Traditionally, the bias toward the son started very early. Although sons and daughters grew up hearing the same dinner-table conversation about the business, it was the son who heard it through the ears of the heir apparent. As a result, sons have tended to view the business as their birth-right and have not taken the time or trouble to go out and get other experience. The top job has been something they expected to inherit, not earn.
For daughters it has been very different -- and better for them that it has. When a daughter winds up taking over the family business, it is most often only after she has proven herself in other companies or other settings. The odds are that she has had to work harder, train harder, and push harder to get where she is going. And her performance on the outside is an early and fairly reliable indicator of how successful she'll be at the head of the family company.
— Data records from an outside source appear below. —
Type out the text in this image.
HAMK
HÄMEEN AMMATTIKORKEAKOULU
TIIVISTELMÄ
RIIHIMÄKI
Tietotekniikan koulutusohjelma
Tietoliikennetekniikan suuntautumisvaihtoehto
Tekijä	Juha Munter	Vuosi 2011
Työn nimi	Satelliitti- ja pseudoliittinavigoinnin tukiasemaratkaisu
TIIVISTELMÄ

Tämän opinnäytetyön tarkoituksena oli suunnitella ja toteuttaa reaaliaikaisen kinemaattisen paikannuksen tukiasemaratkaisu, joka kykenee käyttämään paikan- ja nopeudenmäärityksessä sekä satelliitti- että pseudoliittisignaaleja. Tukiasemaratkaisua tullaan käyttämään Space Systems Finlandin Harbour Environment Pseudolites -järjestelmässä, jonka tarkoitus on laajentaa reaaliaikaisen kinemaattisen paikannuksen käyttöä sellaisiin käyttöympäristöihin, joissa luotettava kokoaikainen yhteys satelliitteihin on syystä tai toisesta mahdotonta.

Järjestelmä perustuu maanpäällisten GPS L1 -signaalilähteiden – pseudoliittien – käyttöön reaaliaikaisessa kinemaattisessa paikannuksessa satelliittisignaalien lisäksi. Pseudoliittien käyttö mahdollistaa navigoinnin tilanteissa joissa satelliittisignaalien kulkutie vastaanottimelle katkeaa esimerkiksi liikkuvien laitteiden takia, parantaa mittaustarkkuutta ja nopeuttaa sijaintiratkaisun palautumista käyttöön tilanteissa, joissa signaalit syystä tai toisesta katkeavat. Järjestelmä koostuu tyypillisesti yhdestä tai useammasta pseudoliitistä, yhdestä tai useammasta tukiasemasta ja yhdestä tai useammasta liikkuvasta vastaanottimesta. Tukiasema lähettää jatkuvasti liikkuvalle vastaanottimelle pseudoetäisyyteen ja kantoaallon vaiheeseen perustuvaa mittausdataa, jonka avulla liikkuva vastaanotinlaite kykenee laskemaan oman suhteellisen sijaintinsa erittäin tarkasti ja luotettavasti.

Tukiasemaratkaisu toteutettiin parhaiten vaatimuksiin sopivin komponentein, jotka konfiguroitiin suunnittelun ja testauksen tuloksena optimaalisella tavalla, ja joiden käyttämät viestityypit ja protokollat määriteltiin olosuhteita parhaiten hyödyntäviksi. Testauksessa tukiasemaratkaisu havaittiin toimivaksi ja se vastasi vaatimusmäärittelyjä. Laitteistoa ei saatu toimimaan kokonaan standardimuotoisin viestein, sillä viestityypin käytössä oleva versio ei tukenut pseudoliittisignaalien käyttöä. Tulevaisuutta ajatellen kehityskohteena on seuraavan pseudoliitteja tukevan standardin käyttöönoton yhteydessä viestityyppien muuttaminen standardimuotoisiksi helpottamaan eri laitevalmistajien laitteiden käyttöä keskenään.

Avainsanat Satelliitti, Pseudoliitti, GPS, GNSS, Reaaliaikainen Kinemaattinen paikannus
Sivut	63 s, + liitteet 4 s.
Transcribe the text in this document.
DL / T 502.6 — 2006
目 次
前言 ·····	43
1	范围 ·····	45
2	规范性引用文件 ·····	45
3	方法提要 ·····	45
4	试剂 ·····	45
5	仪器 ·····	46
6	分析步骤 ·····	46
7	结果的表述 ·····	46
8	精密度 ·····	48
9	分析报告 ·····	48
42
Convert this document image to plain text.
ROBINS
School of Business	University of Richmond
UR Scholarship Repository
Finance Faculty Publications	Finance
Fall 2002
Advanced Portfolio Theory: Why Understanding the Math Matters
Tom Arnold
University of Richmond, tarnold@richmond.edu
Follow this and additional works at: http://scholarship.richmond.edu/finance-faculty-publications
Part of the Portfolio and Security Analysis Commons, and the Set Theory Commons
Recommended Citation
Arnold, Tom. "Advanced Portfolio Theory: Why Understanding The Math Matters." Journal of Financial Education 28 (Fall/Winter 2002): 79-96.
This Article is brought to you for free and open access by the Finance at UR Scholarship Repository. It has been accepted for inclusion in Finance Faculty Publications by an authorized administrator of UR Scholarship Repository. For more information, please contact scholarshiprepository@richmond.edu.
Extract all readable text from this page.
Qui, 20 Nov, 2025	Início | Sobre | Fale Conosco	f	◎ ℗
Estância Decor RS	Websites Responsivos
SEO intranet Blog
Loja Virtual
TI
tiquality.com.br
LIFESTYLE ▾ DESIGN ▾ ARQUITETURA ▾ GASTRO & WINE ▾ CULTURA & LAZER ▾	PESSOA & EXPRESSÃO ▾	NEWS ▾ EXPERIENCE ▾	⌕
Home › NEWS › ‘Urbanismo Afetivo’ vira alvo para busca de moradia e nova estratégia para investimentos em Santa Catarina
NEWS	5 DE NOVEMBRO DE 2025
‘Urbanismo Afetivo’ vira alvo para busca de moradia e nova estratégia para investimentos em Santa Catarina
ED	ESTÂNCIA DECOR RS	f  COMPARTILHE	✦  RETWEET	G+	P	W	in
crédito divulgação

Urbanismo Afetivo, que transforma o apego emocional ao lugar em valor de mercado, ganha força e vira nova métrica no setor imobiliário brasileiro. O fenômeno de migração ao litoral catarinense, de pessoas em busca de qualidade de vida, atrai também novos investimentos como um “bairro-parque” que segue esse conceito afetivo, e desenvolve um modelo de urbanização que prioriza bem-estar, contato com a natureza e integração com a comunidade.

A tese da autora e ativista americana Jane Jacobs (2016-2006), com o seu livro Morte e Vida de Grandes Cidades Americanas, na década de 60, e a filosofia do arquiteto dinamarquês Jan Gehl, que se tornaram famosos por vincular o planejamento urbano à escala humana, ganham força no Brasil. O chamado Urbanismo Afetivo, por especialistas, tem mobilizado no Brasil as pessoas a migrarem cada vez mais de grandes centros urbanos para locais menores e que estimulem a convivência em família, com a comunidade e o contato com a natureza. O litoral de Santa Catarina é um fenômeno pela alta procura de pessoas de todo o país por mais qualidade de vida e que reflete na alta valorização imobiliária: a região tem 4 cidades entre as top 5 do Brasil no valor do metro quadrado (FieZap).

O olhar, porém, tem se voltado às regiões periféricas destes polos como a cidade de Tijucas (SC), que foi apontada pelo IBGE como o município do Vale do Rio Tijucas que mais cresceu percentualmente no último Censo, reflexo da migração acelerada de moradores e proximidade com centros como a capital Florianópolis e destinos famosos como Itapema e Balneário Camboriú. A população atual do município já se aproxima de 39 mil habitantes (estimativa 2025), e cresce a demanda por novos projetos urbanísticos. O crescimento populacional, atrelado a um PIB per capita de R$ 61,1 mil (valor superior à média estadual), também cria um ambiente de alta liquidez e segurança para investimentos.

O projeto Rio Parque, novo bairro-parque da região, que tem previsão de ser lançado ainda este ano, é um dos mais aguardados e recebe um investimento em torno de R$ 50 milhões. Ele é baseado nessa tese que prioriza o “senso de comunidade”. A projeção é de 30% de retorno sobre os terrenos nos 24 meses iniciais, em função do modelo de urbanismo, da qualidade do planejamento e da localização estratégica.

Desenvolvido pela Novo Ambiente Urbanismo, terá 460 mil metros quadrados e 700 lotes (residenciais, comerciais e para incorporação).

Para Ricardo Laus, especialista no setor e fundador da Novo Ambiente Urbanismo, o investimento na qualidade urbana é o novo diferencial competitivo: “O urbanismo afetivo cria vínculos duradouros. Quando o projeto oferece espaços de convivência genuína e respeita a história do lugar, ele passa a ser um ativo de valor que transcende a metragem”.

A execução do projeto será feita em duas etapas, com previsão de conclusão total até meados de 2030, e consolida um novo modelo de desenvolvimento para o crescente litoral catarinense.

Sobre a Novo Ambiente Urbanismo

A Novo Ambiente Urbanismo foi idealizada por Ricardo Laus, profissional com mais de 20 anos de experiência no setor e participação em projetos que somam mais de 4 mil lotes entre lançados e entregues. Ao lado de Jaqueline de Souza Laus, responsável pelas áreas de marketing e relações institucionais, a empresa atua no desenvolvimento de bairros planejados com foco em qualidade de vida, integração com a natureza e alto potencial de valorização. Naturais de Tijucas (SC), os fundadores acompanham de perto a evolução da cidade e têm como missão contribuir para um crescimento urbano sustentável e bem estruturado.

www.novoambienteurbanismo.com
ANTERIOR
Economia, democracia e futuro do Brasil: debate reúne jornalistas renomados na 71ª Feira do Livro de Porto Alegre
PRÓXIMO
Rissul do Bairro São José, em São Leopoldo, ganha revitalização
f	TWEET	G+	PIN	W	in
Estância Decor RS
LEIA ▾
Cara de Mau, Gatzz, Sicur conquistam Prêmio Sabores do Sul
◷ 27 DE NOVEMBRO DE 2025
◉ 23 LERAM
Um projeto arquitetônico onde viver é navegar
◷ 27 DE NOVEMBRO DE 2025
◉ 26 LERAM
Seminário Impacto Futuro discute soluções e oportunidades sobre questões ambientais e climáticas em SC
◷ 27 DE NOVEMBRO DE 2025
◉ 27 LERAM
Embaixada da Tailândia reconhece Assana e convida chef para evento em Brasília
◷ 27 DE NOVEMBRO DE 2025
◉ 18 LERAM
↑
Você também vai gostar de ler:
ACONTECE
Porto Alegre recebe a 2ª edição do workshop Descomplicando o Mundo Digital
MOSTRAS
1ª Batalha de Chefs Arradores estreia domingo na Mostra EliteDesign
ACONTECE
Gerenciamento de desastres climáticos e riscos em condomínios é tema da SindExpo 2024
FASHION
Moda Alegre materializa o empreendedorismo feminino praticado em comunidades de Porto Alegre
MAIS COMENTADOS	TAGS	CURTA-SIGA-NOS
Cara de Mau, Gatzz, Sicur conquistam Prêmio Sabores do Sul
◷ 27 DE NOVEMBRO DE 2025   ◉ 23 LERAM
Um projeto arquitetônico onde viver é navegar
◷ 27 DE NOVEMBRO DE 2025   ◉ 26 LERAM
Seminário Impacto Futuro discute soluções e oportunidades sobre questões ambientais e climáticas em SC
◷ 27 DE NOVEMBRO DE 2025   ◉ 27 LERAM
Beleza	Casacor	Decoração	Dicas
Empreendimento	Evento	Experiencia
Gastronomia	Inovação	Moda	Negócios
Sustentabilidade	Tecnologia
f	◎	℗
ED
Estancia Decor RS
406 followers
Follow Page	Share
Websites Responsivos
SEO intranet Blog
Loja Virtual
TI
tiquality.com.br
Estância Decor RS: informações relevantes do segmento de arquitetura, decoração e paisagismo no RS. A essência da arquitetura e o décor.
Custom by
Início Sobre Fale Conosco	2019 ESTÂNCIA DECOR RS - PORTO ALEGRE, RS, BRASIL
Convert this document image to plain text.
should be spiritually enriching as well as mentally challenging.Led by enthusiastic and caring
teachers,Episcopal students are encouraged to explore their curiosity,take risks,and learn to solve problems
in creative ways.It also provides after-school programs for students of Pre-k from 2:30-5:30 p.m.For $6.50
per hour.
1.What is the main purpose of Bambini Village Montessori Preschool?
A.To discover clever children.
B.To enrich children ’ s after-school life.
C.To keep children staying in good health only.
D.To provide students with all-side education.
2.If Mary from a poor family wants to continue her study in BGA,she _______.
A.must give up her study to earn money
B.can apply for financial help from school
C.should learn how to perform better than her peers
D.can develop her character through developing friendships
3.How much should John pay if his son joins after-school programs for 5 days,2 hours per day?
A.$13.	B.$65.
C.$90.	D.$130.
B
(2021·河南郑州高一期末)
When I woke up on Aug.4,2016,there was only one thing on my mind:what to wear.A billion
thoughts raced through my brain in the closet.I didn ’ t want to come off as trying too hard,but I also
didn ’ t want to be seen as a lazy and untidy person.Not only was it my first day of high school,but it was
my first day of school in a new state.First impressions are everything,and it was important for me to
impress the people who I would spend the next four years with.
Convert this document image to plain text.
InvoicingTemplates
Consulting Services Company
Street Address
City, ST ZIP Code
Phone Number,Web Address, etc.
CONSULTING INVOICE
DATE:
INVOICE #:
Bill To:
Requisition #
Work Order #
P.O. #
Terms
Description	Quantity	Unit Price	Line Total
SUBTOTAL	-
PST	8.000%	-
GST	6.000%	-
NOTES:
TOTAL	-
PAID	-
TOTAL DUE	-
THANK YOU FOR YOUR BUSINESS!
Convincing Dad that she is worthy is only the first hurdle, however. Convincing employees, clients, and suppliers is something else. That's always been a challenge for children brought into the business, and only a sustained period of competence and accomplishment can ever quiet the whispered questions about favoritism and nepotism. But for daughters, there is an added layer of prejudice to overcome -- the same prejudice faced by ambitious women anywhere. Not all daughters survive those tests, but those who do come out stronger and more confident for it.
I found just such a daughter at an iron forge in Elyria, Ohio. Kasper Foundry Co. is an old-line, third-generation family business in a traditional industry, with a plant that Charles Dickens might have used as a setting: a dimly lit cavern of grime and molten metal, freezing in winter, sweltering in summer, where brawny men sweat and swear and spit tobacco. As she moves through the foundry dressed in jumpsuit, hard hat, and silver-studded cowboy boots, 26-year-old Betsy Kasper looks as if she has stepped out of the movie Flashdance.